Wednesday, March 10, 2010

abstract sculpture

It was in the first half of the twentieth century that sculptors began eliciting equal measures of awe and opprobrium for exhibiting pieces to which it seemed hard to put a name, works that both lacked an interest in the mimetic ambitions that had dominated Western sculpture since the Ancient Greeks and, despite a certain resemblance to domestic furnishings, had no practical capacities either.

Yet, notwithstanding these limitations, abstract artists argued that their sculptures were capable of articulating the greatest of themes. Many critics agreed.
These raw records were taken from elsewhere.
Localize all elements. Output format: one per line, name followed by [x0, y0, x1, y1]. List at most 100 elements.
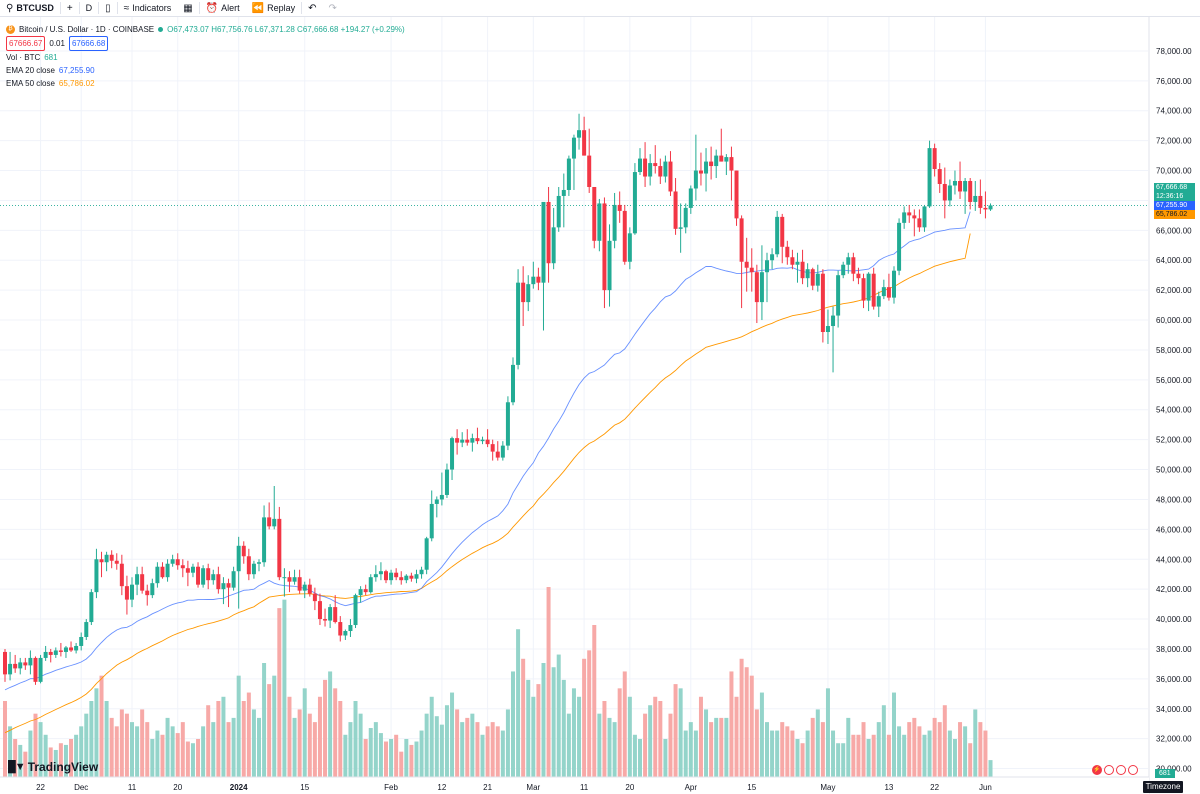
- chart-grid: [0, 17, 1148, 777]
- volume-bar: [511, 671, 515, 777]
- candle-body: [302, 584, 307, 591]
- candle-body: [69, 647, 74, 651]
- event-flag-icon[interactable]: [1116, 765, 1126, 775]
- interval-label: D: [85, 3, 93, 13]
- candle-body: [8, 663, 13, 675]
- volume-bar: [561, 679, 566, 777]
- candle-body: [739, 218, 744, 262]
- volume-bar: [693, 730, 698, 777]
- layouts-button[interactable]: ▦: [177, 0, 198, 16]
- candle-body: [638, 158, 642, 173]
- candle-body: [536, 276, 541, 283]
- candle-body: [841, 264, 846, 276]
- candle: [505, 396, 510, 451]
- candle-body: [704, 161, 709, 174]
- candle: [744, 237, 749, 292]
- candle-body: [866, 273, 871, 301]
- candle-body: [277, 518, 282, 578]
- volume-bar: [277, 608, 282, 777]
- ema50-label[interactable]: EMA 50 close: [6, 79, 55, 88]
- candle: [302, 581, 307, 599]
- volume-bar: [698, 696, 703, 777]
- candle-body: [861, 278, 866, 301]
- volume-bar: [825, 688, 830, 777]
- candle-body: [734, 170, 739, 219]
- candle: [48, 648, 53, 663]
- volume-bar: [815, 709, 820, 777]
- candle-body: [241, 545, 246, 557]
- legend-title[interactable]: Bitcoin / U.S. Dollar · 1D · COINBASE: [19, 25, 155, 34]
- candle-body: [785, 246, 790, 258]
- volume-bar: [678, 688, 683, 777]
- sell-button[interactable]: 67666.67: [6, 36, 46, 51]
- volume-tag: 681: [1155, 769, 1175, 778]
- candle-body: [185, 568, 190, 573]
- candle-body: [79, 636, 84, 646]
- candle: [475, 427, 480, 445]
- indicators-button[interactable]: ≈ Indicators: [118, 0, 178, 16]
- volume-bar: [53, 749, 58, 777]
- candle-body: [38, 657, 43, 682]
- candle: [500, 441, 505, 461]
- candle: [150, 578, 155, 599]
- y-tick-label: 48,000.00: [1156, 495, 1192, 504]
- undo-icon: ↶: [308, 2, 317, 14]
- lightning-icon[interactable]: ⚡: [1092, 765, 1102, 775]
- volume-bar: [99, 675, 104, 777]
- y-tick-label: 56,000.00: [1156, 376, 1192, 385]
- candle-body: [150, 583, 155, 596]
- undo-button[interactable]: ↶: [302, 0, 322, 16]
- replay-button[interactable]: ⏪ Replay: [246, 0, 301, 16]
- candle: [785, 240, 790, 265]
- candle: [419, 566, 424, 579]
- volume-bar: [556, 654, 561, 777]
- legend-volume-row: Vol · BTC 681: [6, 51, 405, 64]
- vol-label[interactable]: Vol · BTC: [6, 53, 41, 62]
- volume-bar: [541, 663, 546, 777]
- candle: [444, 463, 449, 498]
- candle: [196, 562, 201, 588]
- volume-bar: [389, 739, 394, 777]
- volume-bar: [805, 730, 810, 777]
- volume-bar: [653, 696, 658, 777]
- volume-bar: [500, 730, 505, 777]
- candle: [84, 619, 89, 640]
- candle: [765, 252, 769, 303]
- volume-bar: [759, 692, 764, 777]
- timezone-button[interactable]: Timezone: [1143, 781, 1183, 793]
- x-tick-label: 2024: [230, 783, 248, 792]
- chart-type-button[interactable]: ▯: [99, 0, 117, 16]
- candle: [729, 146, 734, 201]
- volume-bar: [704, 709, 709, 777]
- volume-bar: [876, 722, 881, 777]
- event-flag-icon[interactable]: [1128, 765, 1138, 775]
- volume-bar: [251, 709, 256, 777]
- volume-bar: [84, 713, 89, 777]
- candle: [983, 191, 988, 219]
- price-chart[interactable]: 30,000.0032,000.0034,000.0036,000.0038,0…: [0, 17, 1200, 794]
- volume-bar: [729, 671, 734, 777]
- redo-button[interactable]: ↷: [323, 0, 343, 16]
- event-flag-icon[interactable]: [1104, 765, 1114, 775]
- candle: [429, 490, 434, 542]
- grid-icon: ▦: [183, 2, 193, 14]
- buy-button[interactable]: 67666.68: [68, 36, 109, 51]
- candle-body: [566, 158, 571, 190]
- x-tick-label: May: [820, 783, 835, 792]
- candle: [790, 249, 795, 270]
- candle-body: [429, 503, 434, 539]
- candle-body: [231, 571, 236, 588]
- interval-button[interactable]: D: [80, 0, 99, 16]
- volume-bar: [770, 730, 775, 777]
- add-symbol-button[interactable]: +: [61, 0, 79, 16]
- candle: [546, 186, 551, 283]
- volume-bar: [790, 730, 795, 777]
- candle: [521, 266, 526, 327]
- tradingview-logo[interactable]: █▼ TradingView: [8, 760, 98, 774]
- alert-button[interactable]: ⏰ Alert: [200, 0, 246, 16]
- x-tick-label: 15: [300, 783, 309, 792]
- candle-body: [444, 469, 449, 495]
- symbol-search[interactable]: ⚲ BTCUSD: [0, 0, 60, 16]
- ema20-label[interactable]: EMA 20 close: [6, 66, 55, 75]
- candle: [627, 227, 632, 270]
Hebert Read described Henry Moores work as a treatise on human kindness and cruelty in a world from which God had recently departed, while for Alberto Giacomettis sculptures expressed the loneliness and desire of man alienated from his authentic self in industrial society.


Henry Moore - Two Forms (1934)


It may be easy to laugh at the grandiloquence of claims directed at objects which on occasion resemble giant earplugs or upturned lawnmowers. But, instead of accusing critics of reading too much into too little, we should allow abstract sculptures to demonstrate to us the range of thoughts and emotions that every kind of non-representational object can convey. The gift of the most talented sculptors has been to teach us that large ideas, for example, about intelligence or kindness, youth or serenity, can be communicated in chunks of wood and string, or in plaster and metal contraptions, as well as they can in words or in human or animal likenesses. The great abstract sculptures have succeeded in speaking to us, in their peculiar dissociated language, of the important themes of our lives.
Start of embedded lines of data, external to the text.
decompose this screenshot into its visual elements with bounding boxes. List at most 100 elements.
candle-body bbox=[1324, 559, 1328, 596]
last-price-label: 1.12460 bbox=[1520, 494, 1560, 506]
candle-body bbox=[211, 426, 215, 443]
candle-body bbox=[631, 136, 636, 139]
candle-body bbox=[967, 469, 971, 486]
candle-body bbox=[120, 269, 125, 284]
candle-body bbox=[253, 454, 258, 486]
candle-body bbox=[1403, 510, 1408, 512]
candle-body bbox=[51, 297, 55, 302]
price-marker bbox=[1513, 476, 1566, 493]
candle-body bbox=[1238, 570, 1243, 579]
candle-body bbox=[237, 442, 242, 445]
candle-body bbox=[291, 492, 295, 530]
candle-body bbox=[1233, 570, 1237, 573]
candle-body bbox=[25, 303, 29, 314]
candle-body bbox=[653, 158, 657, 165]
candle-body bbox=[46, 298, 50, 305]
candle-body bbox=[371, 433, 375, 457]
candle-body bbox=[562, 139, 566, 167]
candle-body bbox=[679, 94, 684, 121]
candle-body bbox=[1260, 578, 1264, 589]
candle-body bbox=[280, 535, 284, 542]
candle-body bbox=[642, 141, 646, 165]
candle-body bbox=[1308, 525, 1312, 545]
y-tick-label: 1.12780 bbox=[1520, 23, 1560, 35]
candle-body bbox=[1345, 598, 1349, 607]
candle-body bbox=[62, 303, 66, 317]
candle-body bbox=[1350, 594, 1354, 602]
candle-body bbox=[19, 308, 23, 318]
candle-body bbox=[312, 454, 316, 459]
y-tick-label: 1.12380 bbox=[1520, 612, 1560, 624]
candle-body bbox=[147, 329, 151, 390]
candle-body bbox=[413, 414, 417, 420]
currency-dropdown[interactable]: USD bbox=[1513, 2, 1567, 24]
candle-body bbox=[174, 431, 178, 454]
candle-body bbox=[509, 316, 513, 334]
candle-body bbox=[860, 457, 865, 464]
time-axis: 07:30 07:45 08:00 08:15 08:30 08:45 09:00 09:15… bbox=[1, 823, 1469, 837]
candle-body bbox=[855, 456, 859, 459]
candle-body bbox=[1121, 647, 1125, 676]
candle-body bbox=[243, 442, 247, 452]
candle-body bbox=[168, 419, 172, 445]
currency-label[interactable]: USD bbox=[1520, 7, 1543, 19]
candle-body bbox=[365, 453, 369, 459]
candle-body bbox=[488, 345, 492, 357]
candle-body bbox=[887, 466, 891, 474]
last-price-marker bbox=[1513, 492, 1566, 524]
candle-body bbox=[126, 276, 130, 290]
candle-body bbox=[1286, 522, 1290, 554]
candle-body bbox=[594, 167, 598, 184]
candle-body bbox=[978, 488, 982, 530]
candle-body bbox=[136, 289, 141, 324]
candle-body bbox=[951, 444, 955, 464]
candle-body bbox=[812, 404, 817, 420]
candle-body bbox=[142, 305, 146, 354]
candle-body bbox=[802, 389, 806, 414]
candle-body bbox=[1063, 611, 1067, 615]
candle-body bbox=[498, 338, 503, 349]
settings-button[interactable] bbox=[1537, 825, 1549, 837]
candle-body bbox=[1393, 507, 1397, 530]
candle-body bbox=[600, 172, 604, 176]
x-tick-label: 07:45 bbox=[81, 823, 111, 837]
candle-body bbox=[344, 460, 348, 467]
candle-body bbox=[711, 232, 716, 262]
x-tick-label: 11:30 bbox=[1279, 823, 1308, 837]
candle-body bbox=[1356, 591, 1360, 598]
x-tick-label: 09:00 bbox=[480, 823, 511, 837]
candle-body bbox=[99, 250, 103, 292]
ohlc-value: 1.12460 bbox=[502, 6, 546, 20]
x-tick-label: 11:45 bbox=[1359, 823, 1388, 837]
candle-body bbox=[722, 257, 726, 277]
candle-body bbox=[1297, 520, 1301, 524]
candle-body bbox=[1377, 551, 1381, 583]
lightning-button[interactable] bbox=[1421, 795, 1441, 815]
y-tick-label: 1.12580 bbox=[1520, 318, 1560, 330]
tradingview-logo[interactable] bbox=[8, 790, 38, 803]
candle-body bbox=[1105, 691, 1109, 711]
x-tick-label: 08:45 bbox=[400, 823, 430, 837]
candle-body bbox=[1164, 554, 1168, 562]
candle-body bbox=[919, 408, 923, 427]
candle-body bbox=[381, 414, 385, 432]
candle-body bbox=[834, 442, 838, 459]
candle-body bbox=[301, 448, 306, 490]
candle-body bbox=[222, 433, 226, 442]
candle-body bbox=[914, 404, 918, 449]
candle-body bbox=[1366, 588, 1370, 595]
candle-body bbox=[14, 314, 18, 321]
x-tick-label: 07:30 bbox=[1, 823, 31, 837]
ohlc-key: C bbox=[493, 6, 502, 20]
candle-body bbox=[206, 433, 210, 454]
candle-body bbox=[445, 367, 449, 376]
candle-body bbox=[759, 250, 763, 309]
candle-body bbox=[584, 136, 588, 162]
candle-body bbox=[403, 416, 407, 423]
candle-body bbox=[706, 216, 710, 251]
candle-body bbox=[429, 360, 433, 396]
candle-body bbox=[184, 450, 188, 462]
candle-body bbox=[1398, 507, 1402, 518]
Alberto Giacometti - Hour of the Traces (1930)


In turn, these sculptures afford us an opportunity to focus with unaccustomed intensity on the communicative powers of all objects, including our buildings and their furnishings. Inspired by a museum visit, we may scold ourselves for our previous prosaic belief that a salad bowl is only a salad bowl, rather than, in truth, an object over which there linger faint but meaningful associations of wholeness, the feminine and the infinite. We can look at a practical entity like a desk, a column or an entire apartment building and here, too, locate abstract articulations of some of the important themes of our lives.